I find that the internal-sftp mostly does what I want except that it leaves the user in the root of the chroot area.  I can't make the user's directory the chroot since that is not owned by root.  So I added code to allow me to specify the home directory.  So, for example, I have the following Match stanza in sshd_config:

Match Group sftponly
    ChrootDirectory /u/
    AllowTCPForwarding no
    X11Forwarding no
    ForceCommand internal-sftp
    HomeDirectory /%u/

Now the user is dropped into his own home directory under the chroot area.
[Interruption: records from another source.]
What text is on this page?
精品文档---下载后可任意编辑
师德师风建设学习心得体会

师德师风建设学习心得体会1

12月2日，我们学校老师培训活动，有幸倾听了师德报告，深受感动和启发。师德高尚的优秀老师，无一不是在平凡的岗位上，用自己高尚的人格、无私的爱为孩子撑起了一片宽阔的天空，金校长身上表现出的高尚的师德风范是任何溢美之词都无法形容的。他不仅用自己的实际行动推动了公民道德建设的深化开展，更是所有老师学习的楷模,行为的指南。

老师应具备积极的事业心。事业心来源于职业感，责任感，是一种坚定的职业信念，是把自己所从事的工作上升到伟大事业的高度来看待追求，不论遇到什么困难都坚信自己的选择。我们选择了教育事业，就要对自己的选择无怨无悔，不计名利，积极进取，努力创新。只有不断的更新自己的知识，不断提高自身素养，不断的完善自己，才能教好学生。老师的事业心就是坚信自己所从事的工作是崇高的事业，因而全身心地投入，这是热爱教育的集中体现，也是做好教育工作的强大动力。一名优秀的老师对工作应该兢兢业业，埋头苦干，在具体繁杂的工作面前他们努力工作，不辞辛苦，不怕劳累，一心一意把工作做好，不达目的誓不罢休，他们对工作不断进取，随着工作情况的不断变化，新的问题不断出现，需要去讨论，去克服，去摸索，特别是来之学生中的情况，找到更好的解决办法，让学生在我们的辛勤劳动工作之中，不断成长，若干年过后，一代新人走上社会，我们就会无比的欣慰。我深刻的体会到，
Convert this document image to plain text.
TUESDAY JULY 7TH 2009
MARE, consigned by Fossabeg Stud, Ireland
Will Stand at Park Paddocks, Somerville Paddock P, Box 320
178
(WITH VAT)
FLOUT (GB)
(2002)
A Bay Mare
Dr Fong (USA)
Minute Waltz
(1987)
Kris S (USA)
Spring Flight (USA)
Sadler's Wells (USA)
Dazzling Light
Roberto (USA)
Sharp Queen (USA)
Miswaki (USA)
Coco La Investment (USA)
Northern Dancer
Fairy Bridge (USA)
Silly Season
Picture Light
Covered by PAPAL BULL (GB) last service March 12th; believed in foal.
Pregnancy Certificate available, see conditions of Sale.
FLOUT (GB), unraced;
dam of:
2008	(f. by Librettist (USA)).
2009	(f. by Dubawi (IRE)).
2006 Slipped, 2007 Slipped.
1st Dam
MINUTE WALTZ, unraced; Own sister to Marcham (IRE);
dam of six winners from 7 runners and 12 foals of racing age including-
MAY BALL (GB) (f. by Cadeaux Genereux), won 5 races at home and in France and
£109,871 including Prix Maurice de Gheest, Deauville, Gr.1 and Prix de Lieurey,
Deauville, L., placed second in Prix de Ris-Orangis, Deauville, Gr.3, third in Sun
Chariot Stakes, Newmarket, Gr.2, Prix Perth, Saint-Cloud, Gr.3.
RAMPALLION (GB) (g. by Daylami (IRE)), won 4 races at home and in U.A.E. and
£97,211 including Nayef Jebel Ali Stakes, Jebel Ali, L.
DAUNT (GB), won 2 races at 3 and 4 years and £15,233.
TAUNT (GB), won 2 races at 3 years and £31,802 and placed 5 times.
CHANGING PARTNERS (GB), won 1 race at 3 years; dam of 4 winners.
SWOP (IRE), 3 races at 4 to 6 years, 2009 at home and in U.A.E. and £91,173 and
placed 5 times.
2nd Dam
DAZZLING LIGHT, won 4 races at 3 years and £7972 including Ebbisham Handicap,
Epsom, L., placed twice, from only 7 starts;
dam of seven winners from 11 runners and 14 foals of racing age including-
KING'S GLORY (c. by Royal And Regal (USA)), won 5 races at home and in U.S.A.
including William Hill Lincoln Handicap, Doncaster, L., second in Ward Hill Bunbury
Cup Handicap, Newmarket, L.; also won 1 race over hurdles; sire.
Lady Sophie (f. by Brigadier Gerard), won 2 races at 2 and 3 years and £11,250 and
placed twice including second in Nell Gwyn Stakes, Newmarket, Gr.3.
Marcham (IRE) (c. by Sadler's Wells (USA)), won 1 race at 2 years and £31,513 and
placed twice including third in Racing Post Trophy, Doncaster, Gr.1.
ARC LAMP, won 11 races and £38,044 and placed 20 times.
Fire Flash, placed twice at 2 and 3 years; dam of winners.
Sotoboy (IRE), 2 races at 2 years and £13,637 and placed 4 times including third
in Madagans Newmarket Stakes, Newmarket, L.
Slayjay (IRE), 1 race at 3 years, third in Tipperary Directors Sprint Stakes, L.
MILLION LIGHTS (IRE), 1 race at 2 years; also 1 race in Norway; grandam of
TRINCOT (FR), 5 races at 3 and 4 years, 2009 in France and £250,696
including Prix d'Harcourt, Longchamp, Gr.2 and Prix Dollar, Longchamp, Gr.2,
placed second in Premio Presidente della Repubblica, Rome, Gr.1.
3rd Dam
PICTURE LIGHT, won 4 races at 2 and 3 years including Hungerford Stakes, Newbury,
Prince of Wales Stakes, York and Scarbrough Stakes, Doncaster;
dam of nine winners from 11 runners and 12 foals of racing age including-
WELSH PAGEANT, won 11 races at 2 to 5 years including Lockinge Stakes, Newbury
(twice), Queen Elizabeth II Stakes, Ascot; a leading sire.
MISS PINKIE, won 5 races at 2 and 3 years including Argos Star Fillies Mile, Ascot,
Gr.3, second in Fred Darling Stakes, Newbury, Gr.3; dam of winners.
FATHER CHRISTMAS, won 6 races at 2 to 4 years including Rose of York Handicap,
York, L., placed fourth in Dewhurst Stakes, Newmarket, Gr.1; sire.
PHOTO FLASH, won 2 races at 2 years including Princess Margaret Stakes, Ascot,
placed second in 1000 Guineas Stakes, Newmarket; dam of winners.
I'm not sure if the name is correct - we don't have to actually specify his home directory - but I have tested this on NetBSD 5.1 and it works.
Comment 1 Damien Miller 2011-12-02 10:56:13 AEDT
Actually, when ChrootDirectory is in use sshd will try to change to the user's home directory as obtained from the password database.
Comment 2 D'Arcy Cain 2011-12-02 23:00:39 AEDT
That's not what I saw in my case.  If you mean the system passwd file then that does not help.  That might be a different structure than the chrooted area.  I tried creating a passwd file in the chroot are but that didn't work.  Maybe it is internal-sftp that is different.

Try it yourself.  Create a test user and group and add a Match stanza similar to the one in my report except for the HomeDirectory.  See if you can make a passwd file that will drop that user into their home directory. I tried all sorts of things and none of them worked.
Comment 3 Damien Miller 2011-12-03 07:57:54 AEDT
No, it uses the system password file and not one inside the chroot.

You can recreate the home directory structure from the password file inside the chroot and it will work. E.g. create /u/home/sftponly (if that's what the password home directory is)
Comment 4 D'Arcy Cain 2011-12-03 09:27:52 AEDT
Again, not that useful.  Here is the issue.  My user is "joe" so his home directory, where his public_html lives, is /u/joe.  In the chroot directory he is /joe.  I want him to wind up in /joe.  After chroot /u/joe doesn't even exist.  But I need it to exist in the top level in order to display his web site so I can't modify /etc/passwd.

Yes, I could probably do all sorts of funky links/null mounts but a simple sshd_config directive would be so much simpler and cleaner.

I do create a passwd and group file under /u so that directory listings show ownership.